Werte und Performance

Eine Delegation rund um Lilien-Präsident Markus Pfitzner nutzt die aktuelle März-Länderspielpause für eine Reise nach San Antonio, um die Verbindung mit Kooperationspartner San Antonio FC weiter zu vertiefen, einen tieferen Einblick in die Ökonomie vor Ort zu bekommen und auch in die Kultur und Historie der Darmstädter Partnerstadt einzutauchen. Wir begleiten die Tage in Texas auf dieser Seite.

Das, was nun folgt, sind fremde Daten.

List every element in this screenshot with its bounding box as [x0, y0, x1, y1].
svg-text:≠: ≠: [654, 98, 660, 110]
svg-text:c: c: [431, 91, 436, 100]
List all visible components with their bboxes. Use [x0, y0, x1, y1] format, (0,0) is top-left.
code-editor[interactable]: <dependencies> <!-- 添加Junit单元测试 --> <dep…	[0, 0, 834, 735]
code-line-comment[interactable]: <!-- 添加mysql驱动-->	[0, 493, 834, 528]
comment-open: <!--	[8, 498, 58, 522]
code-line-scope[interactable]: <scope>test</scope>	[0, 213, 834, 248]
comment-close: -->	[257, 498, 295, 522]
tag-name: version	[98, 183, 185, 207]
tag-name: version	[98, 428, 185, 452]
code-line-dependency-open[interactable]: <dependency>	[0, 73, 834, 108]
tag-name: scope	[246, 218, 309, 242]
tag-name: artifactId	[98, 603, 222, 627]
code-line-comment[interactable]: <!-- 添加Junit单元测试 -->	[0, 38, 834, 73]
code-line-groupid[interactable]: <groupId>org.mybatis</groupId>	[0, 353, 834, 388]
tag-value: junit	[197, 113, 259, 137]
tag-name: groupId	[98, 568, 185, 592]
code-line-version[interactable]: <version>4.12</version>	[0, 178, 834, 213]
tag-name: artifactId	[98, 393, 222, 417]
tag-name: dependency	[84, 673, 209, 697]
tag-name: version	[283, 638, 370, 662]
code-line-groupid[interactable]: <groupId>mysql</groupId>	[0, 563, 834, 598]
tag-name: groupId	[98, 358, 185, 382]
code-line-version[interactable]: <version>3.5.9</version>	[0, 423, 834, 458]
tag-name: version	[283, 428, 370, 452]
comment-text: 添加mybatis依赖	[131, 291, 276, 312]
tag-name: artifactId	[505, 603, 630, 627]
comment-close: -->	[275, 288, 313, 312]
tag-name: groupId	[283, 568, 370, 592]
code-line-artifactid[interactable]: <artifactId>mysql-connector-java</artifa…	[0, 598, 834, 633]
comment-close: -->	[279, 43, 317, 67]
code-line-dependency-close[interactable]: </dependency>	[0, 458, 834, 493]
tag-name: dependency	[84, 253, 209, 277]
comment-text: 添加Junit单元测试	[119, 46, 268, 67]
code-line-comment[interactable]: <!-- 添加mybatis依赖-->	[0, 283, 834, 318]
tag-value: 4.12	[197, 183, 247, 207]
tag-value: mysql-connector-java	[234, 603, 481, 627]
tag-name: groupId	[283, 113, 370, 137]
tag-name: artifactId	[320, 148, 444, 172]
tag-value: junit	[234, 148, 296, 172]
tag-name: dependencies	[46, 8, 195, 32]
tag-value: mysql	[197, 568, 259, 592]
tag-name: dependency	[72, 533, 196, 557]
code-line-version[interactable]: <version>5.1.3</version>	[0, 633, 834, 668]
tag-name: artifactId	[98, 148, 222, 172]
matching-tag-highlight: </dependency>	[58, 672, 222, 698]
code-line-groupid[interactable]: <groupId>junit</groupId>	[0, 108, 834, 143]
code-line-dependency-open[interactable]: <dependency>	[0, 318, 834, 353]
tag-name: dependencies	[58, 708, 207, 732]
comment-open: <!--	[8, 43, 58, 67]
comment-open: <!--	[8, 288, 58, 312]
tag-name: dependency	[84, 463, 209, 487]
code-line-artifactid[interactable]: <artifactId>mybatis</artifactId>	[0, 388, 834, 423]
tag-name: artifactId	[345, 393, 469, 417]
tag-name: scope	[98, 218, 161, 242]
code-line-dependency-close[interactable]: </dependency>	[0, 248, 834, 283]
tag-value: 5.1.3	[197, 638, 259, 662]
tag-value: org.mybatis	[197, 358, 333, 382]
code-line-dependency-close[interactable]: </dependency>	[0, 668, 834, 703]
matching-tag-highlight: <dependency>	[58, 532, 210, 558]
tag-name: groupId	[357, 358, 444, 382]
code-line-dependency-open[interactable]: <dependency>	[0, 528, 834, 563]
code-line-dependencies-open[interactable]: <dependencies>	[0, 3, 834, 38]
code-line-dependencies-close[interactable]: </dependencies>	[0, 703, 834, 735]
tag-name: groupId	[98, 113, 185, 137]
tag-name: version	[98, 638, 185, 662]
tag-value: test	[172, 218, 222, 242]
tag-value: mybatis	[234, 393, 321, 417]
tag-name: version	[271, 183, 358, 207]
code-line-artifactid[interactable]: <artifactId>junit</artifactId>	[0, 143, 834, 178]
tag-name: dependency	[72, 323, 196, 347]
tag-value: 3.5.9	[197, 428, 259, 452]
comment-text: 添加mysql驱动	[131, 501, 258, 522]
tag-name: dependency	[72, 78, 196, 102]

Wer mit offenen Augen durch San Antonio läuft, der findet immer wieder Hinweise auf den deutschen Einfluss in der texanischen Metropole, die von deutschen Einwanderern bereits in den 1840er Jahren durchaus geprägt worden ist. Wer möchte, der kann durch das König-William-Viertel schlendern, den Beethoven Männerchor besuchen oder im Hotel Emma residieren, das nach Emma Köhler, einer deutschen Einwanderin und langjährigen Geschäftsführerin der Pearl Brewery, benannt wurde. Die Querverbindungen nach Deutschland sind dabei bereits auf dem Weg nach San Antonio unübersehbar, im Umkreis von einhundert Kilometern befinden sich die Städte Fredericksburg, New Braunfels, Boerne und Luckenbach. Und doch ist es selbstredend eine andere Welt, in die die Delegation der Lilien in diesen Tagen eintauchen wird.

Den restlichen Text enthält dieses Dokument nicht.